Tier choice is mostly about who runs the agent and who owns the storage. Match the row to your situation and start there. Stacking tiers is fine and common, but you ship faster by starting at the lowest one that actually solves the problem.

If you...	Use
Solo dev, one project, sessions under two hours	CLAUDE.md only (Tier 1)
Solo dev, week-long work, want hands-off recall	CLAUDE.md + agentmemory or claude-mem (Tier 1 + Tier 2)
Team with shared agents and audit needs	Memory for Managed Agents or claude-mem server-beta (Tier 3)
Building your own agent on the Anthropic API	Memory tool + context editing (Tier 3)
Need edge-distributed memory across regions	Cloudflare Agent Memory (Tier 3)

Mature setups stack Tier 1 plus Tier 2 plus Dreaming, but you do not need that on day one. Most of the productivity wins from persistent memory show up at Tier 2 with a single well-tuned MCP server, not at the top of the stack.

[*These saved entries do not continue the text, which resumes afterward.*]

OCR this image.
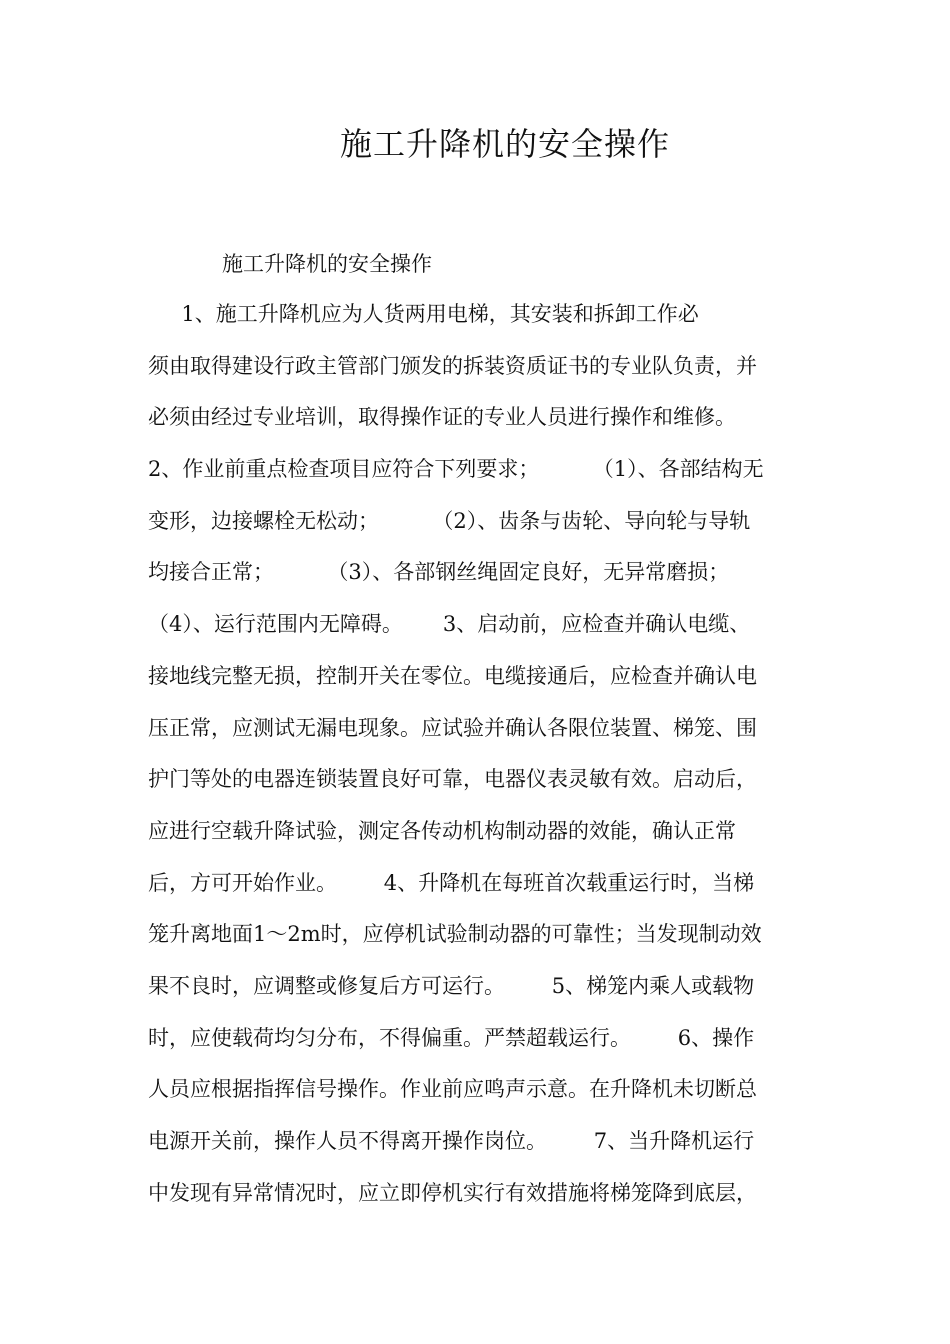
施工升降机的安全操作
施工升降机的安全操作
1、施工升降机应为人货两用电梯，其安装和拆卸工作必
须由取得建设行政主管部门颁发的拆装资质证书的专业队负责，并
必须由经过专业培训，取得操作证的专业人员进行操作和维修。
2、作业前重点检查项目应符合下列要求；        （1）、各部结构无
变形，边接螺栓无松动；        （2）、齿条与齿轮、导向轮与导轨
均接合正常；        （3）、各部钢丝绳固定良好，无异常磨损；
（4）、运行范围内无障碍。      3、启动前，应检查并确认电缆、
接地线完整无损，控制开关在零位。电缆接通后，应检查并确认电
压正常，应测试无漏电现象。应试验并确认各限位装置、梯笼、围
护门等处的电器连锁装置良好可靠，电器仪表灵敏有效。启动后，
应进行空载升降试验，测定各传动机构制动器的效能，确认正常
后，方可开始作业。       4、升降机在每班首次载重运行时，当梯
笼升离地面1～2m时，应停机试验制动器的可靠性；当发现制动效
果不良时，应调整或修复后方可运行。       5、梯笼内乘人或载物
时，应使载荷均匀分布，不得偏重。严禁超载运行。       6、操作
人员应根据指挥信号操作。作业前应鸣声示意。在升降机未切断总
电源开关前，操作人员不得离开操作岗位。       7、当升降机运行
中发现有异常情况时，应立即停机实行有效措施将梯笼降到底层，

Trade-offs: Privacy, Token Cost, and What Breaks

Memory is one more system that can fail, leak, or quietly lie to the agent. Four things to watch.

Privacy and storage

Every MCP memory server in Tier 2 lives on your disk by default. That is the right answer for client work. Anthropic's Memory tool is also client-side. If you write your own handler, validate paths and reject anything outside /memories. The docs flag path traversal explicitly because LLMs occasionally try to read places they should not. Use pathlib.Path.resolve() and relative_to() in Python, or the equivalent in your runtime.

Token cost

Capture is not free. Hooks-based tools add tokens to every tool call. agentmemory publishes roughly 170K tokens per year at the iii engine, which works out near $10 annually for the storage path itself; LLM-summarized approaches run four to six times that. On the recall side Anthropic measures 84% token savings on long-running tasks with Memory tool + context editing, and claude-mem advertises about 10x savings through layered search. Real savings depend on how disciplined your hooks and your prompts are. Pair this with Claude Code cost tracking before and after you turn memory on so you measure the delta, not a vibe.

Staleness

A stored fact that became wrong after a refactor is worse than no memory. The store will confidently return outdated guidance and the agent will trust it. Either schedule a weekly prune or use Dreaming-style curation to consolidate, deprecate, and rewrite. mem0's report calls this out as one of six unsolved production gaps.

Cross-agent leakage

If your coding agent and your customer-support agent share a memory store, customer data can surface into a pair-programming session. Segment workspaces by purpose and apply the same allowlisting discipline you would for any agent surface. If you want the full security framing for agent workflows, my guide on hardening AI agents in CI/CD against prompt injection covers the threat model.